Morgan Ferrar and Davison offer a similar corrective of the church’s past purity movement: “overly zealous church leaders made virginity their primary focus, neglecting the redemptive work of Christ” (216–17). Acknowledging how we’ve got it wrong in the past conveys not only a commitment to getting it right now, but also our never-ending need for God’s grace and wisdom.
One Critique
In our polarized and soundbite-laden age, both secular and Christian thinkers alike have lumped together discussions on race and sexuality. Mama Bear Apologetics Guide to Sexuality makes this mistake, if only on a couple of pages in chapter five. The authors claim that Marxism is the taproot of ideas such as feminism, social justice, queer theory, intersectionality, and critical race theory. While it may be possible to trace a Marxist thread through these areas of study—depending on how one defines the terms—their complexity outweighs this brief mention.
This kind of teaching is dismissive of past and present racism when it waves the hand and says what kids are learning about social justice and critical race theory is the same as what they’re learning about sex and gender (92). While secular thinkers want to lump these two issues together (claiming the gay rights movement is the new civil rights movement), the church should work hard to keep them separate.
We are right to uphold a biblical sexual ethic and push against the current sexual tide in our age. We are also right to promote justice, equality, and integration when it comes to race. In the church we must acknowledge that Christians have a shameful history of defending slavery and segregation, as well as the mistreatment of LGBTQ people (as the authors acknowledge), so we must do all we can to separate the two issues now.

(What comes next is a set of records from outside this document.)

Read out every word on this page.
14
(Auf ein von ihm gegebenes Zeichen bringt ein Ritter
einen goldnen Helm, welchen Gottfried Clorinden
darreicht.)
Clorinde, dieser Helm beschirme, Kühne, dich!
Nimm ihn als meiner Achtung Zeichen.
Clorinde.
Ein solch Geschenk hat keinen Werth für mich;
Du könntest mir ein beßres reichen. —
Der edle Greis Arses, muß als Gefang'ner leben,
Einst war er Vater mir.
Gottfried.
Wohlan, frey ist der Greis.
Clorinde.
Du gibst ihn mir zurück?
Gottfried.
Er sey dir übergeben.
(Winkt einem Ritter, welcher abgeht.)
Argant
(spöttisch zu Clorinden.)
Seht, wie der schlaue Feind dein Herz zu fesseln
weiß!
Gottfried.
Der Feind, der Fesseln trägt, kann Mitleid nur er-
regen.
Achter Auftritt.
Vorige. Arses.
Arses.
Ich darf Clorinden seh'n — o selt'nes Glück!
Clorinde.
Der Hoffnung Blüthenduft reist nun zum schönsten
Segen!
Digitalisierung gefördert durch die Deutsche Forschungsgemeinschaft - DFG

It’s simplistic and counterproductive to claim that someone promoting social justice does so from the same foundation as someone promoting gay and trans rights. The church in America still has much work to do on racial justice; I hate to see the issue minimized and lost in conversation on gender and sexuality. It deserves its own conversation. Rebecca McLaughlin’s book The Secular Creed has a helpful discussion on the combination of race and sexuality conversations in chapter 3.
Sexual Holiness
The closing chapter of Mama Bear Apologetics Guide to Sexuality is a grace- and truth-filled benediction to a helpful and timely book. Morgan Ferrar and Davison remind us, regarding sin, that “we were all born that way” (240). None of us is without sin, and none of us lives without temptation. They remind us that “sexual holiness is itself a cross we will have to carry—each one of us” (234).
None of us is without sin, and none of us lives without temptation.
The authors close by pointing again to what is eternally glorious and true: God “is infinitely worthy of us taking up our crosses—no matter what they may be. . . . May the Lord grant us love and compassion and understanding as we all carry our crosses, together” (240).
And this book is a tool to that end. I will eagerly recommend it to those who’ve asked about their son’s classmate, their kindergartner’s curriculum, their daughter’s basketball team, and to everyone else who reaches out for help and guidance in the ever-changing days ahead.